McCain Stood Up
This article is from the archive of The New York Sun before the launch of its new website in 2022. The Sun has neither altered nor updated such articles but will seek to correct any errors, mis-categorizations or other problems introduced during transfer.

Yesterday’s attack by the New York Times on Senator McCain, the presumptive Republican presidential candidate, missed the mark. Rather than attacking Mr. McCain for having a supposed relationship with lobbyist Vicki Iseman, instead the Times should have focused on his valor in insisting on the accountability of government agencies and in standing up for the First Amendment.
The Times published a long article insinuating that it was unnatural, even sinister, for Mr. McCain to write two letters to the Federal Communications Commission in 1999 asking the agency to complete its work on time. Mr. McCain’s letters asked the agency to finish a proceeding regarding the transfer of television broadcast licenses.
There is no news in this story. Everything in this article has been around for many years and is public knowledge. The Times is bringing it out now because Mr. McCain is the likely Republican nominee.
FCC commissioners receive thousands of letters annually from members of Congress and other high-ranking officials of the federal, state, and local governments. The letters remind the commissioners of important considerations and often ask the commission to address an issue in a timely manner. Mr. McCain’s letters were unremarkable and indistinguishable from countless other letters and comments sent to the FCC. As a commissioner at the FCC between 1997 and 2001, I received thousands of letters including the two letters in question from Mr. McCain.
Mr. McCain’s letters in question were checking on the status of the FCC’s review of the transfer of broadcast licenses in Pittsburgh, Pa. The transfers included non-commercial stations WQED and WQEX, as well as a broadcast company called Cornerstone Television and Paxson Communications. The application to transfer those licenses was filed in 1997, two years before Mr. McCain sent his letters.
Why should it have taken a government agency more than two years to process a license transfer application? The FCC staff and commissioners are hardworking, honorable people. Most license transfers take less than two years, but this was no ordinary license transfer. It involved a topic that makes many government officials feel uncomfortable: religion.
Cornerstone’s programming often contained some religious content. Could such programming qualify for a license reserved by the FCC for educational purposes? Cornerstone said that its programming qualified. An ad hoc public interest group called “The Alliance for Progressive Action and the QED Accountability Project” disagreed. In the words of the FCC, “Alliance contends that Cornerstone’s programming is narrow, extremist, ideological, biased, distorted, erroneous, and propagandistic.”
On December 29, 1999, the FCC approved the license transfer but, on its own motion and perhaps in response to Alliance, issued new guidelines for what does and does not constitute educational television programming. Simply stated, the FCC was constructing an unending regime of content regulation. Commissioner Michael Powell and I dissented from the new guidelines that were voted in by the three-commissioner majority.

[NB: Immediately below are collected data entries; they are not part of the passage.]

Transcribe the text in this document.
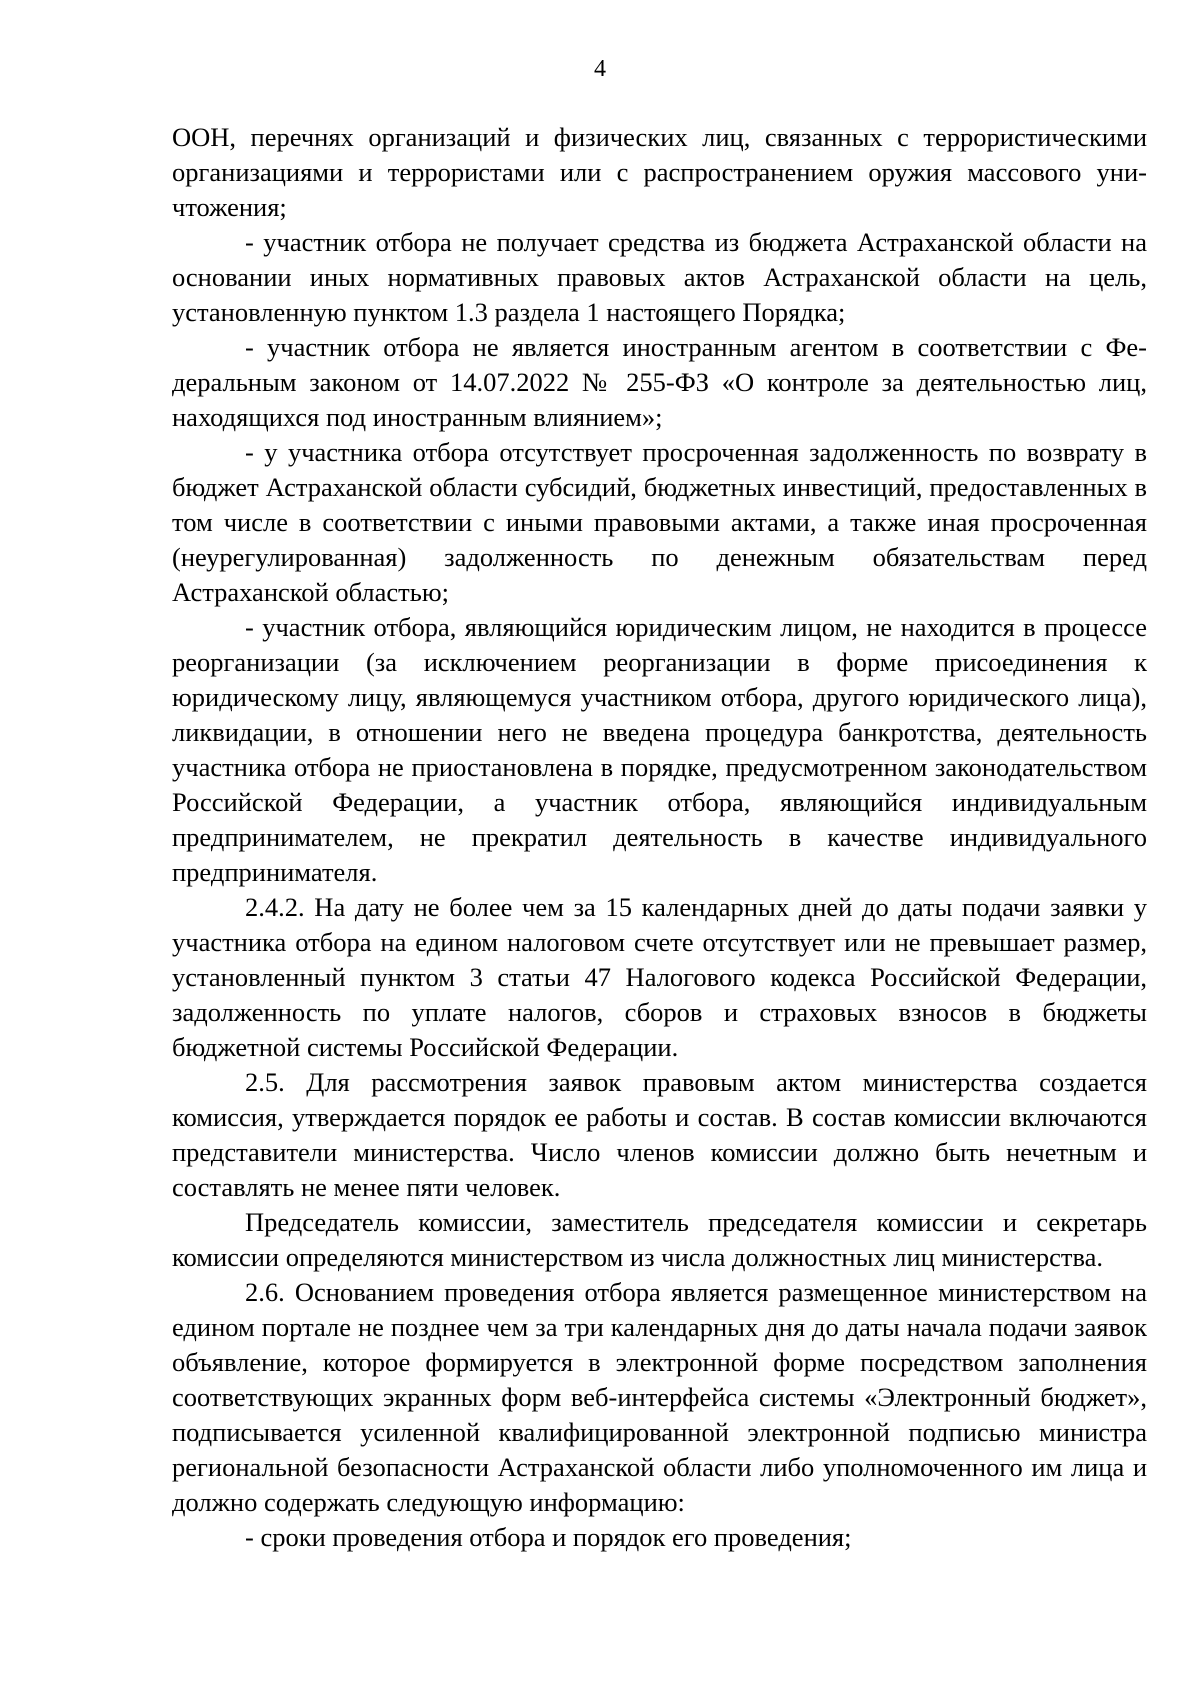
4

ООН, перечнях организаций и физических лиц, связанных с террористическими организациями и террористами или с распространением оружия массового уничтожения;

- участник отбора не получает средства из бюджета Астраханской области на основании иных нормативных правовых актов Астраханской области на цель, установленную пунктом 1.3 раздела 1 настоящего Порядка;

- участник отбора не является иностранным агентом в соответствии с Федеральным законом от 14.07.2022 № 255-ФЗ «О контроле за деятельностью лиц, находящихся под иностранным влиянием»;

- у участника отбора отсутствует просроченная задолженность по возврату в бюджет Астраханской области субсидий, бюджетных инвестиций, предоставленных в том числе в соответствии с иными правовыми актами, а также иная просроченная (неурегулированная) задолженность по денежным обязательствам перед Астраханской областью;

- участник отбора, являющийся юридическим лицом, не находится в процессе реорганизации (за исключением реорганизации в форме присоединения к юридическому лицу, являющемуся участником отбора, другого юридического лица), ликвидации, в отношении него не введена процедура банкротства, деятельность участника отбора не приостановлена в порядке, предусмотренном законодательством Российской Федерации, а участник отбора, являющийся индивидуальным предпринимателем, не прекратил деятельность в качестве индивидуального предпринимателя.

2.4.2. На дату не более чем за 15 календарных дней до даты подачи заявки у участника отбора на едином налоговом счете отсутствует или не превышает размер, установленный пунктом 3 статьи 47 Налогового кодекса Российской Федерации, задолженность по уплате налогов, сборов и страховых взносов в бюджеты бюджетной системы Российской Федерации.

2.5. Для рассмотрения заявок правовым актом министерства создается комиссия, утверждается порядок ее работы и состав. В состав комиссии включаются представители министерства. Число членов комиссии должно быть нечетным и составлять не менее пяти человек.

Председатель комиссии, заместитель председателя комиссии и секретарь комиссии определяются министерством из числа должностных лиц министерства.

2.6. Основанием проведения отбора является размещенное министерством на едином портале не позднее чем за три календарных дня до даты начала подачи заявок объявление, которое формируется в электронной форме посредством заполнения соответствующих экранных форм веб-интерфейса системы «Электронный бюджет», подписывается усиленной квалифицированной электронной подписью министра региональной безопасности Астраханской области либо уполномоченного им лица и должно содержать следующую информацию:

- сроки проведения отбора и порядок его проведения;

The new guidelines were so offensive to the First Amendment that they created a firestorm of opposition on Capitol Hill. Many members demanded their repeal, and the FCC’s three Democratic commissioners were forced to back down on January 28, 2000.
Outraged members of Congress introduced the Religious Broadcasting Freedom Act and the Noncommercial Broadcasting Freedom of Expression Act to ensure that the FCC would never again focus on broadcast content of religious or educational broadcasters. But the damage to democracy was not easily repaired. Cornerstone, having waited more than two years for the new license in Pittsburgh, saw that many in Washington were more interested in the content of its programming than in the narrow legal issues associated with its license transfer. Fearing Washington even after the FCC vacated its ill-advised content rules, Cornerstone declined the license transfer. It was afraid that an agency that could take away its First Amendment rights today could and would do so again in the future.
In the meantime, on January 7, 2000, the Washington Post wrote an editorial against Mr. McCain raising many of the same allegations belatedly reported by the New York Times on February 21, 2008. Those allegations include accusing Mr. McCain of writing to the FCC on behalf of one of Ms. Iseman’s clients. At the time, one of her clients was Lowell Paxson, founder and CEO of Paxson Communications.
Those who know the FCC know that Mr. McCain did nothing wrong. As the Democratic chair of the FCC between 1993 and 1997, Reed Hundt, responded in January 2000 in a letter to the editor to the Post:
“Nothing was objectionable … in the letters that you mysteriously find offensive. What is wrong is for an elected official to adopt a point of view about a matter because of financial contributions. If you think John McCain’s opinions can be bought, your opinion flies in the face of all of my experience of the man.”
Mr. Hundt was exactly on target in 2000, which makes the Times’ “news” story this week all the more ironic. Like all presidential candidates, Mr. McCain is not perfect. But asking a government agency to do its work on time is hardly a sin; indeed, it is the hallmark of the separation of powers for a legislature to hold the executive accountable. On that basis, Mr. McCain should be congratulated.
Mr. Furchtgott-Roth, a former commissioner of the Federal Communications Commission between 1997 and 2001, is president of Furchtgott-Roth Economic Enterprises.